Slim first appeared on the music scene with the release of the only known protest record by a veteran during the Vietnam War. The project was Merry Airbrakes, a 1973 protest tinged LP with tracks Country Joe McDonald later covered. In the following 30 plus years Slim has been a truck driver, forklift operator, sawmiller (where he lost a partial finger), firewood salesman, collection agent, funeral officiator and at times a small time criminal. Due to aforementioned criminality, Slim was forced to flee Boston where he had played peace rallies, sit-ins and rabbleroused musically with the likes of Bonnie Raitt. Recently Raitt singled out Slim to her audience as a living blues legend during a summer 2009 performance.
From Boston Slim landed in his current home state of Oklahoma farming watermelons – hence his stage name. Somewhere in those decades since Vietnam Slim completed two undergrad and a master’s degree, started a family, painted art and joined Mensa, the social networking group reserved for members with certified genius IQs. When he’s not on tour Slim loves to fish and garden.
The big turning point was 2002 when Slim suffered a near fatal heart attack. His brush with death gave him a new perspective on mortality, direction and life ambitions and thus his second emergence as a performing musician. Eleven albums later he says, “Everything I do now has a sharper pleasure to it. I’ve lived a fuller life than most people could in two. If I go now, I’ve got a good education, I’ve lived on three continents, and I’ve played music with a bunch of immortal blues players. I’ve fought in a war and against a war. I’ve seen an awful lot and I’ve done an awful lot.
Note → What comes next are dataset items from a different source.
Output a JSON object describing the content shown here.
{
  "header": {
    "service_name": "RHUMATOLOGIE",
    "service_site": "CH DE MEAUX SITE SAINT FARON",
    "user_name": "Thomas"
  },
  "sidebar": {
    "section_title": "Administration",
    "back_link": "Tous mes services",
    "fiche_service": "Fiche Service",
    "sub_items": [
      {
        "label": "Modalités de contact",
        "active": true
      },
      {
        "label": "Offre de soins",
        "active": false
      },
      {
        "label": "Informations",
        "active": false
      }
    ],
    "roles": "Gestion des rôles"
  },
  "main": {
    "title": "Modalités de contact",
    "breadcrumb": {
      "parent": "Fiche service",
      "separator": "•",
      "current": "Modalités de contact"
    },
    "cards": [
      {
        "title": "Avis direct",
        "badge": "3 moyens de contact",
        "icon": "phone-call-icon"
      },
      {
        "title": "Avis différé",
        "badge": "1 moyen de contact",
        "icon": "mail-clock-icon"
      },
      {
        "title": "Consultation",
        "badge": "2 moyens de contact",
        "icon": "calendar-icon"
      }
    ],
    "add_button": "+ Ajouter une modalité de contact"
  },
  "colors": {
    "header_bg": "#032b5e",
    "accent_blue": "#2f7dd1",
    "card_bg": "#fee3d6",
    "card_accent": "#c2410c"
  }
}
If my plane went down tomorrow, I’d go out on top.” And when you watch him perform, you know every word is true.
Throughout his storied past, it has always been truck driving that Slim returned to. While trucking and hauling industrial waste for thankless bosses at hourly wages to support himself and his family, his id yearned for release of the musician inside. In fact, many of Slim’s current songs began a cappella in his rig keeping him awake and entertained. Slim’s music captures those long hours of now and then, finally and cathartically acquiescing to his id.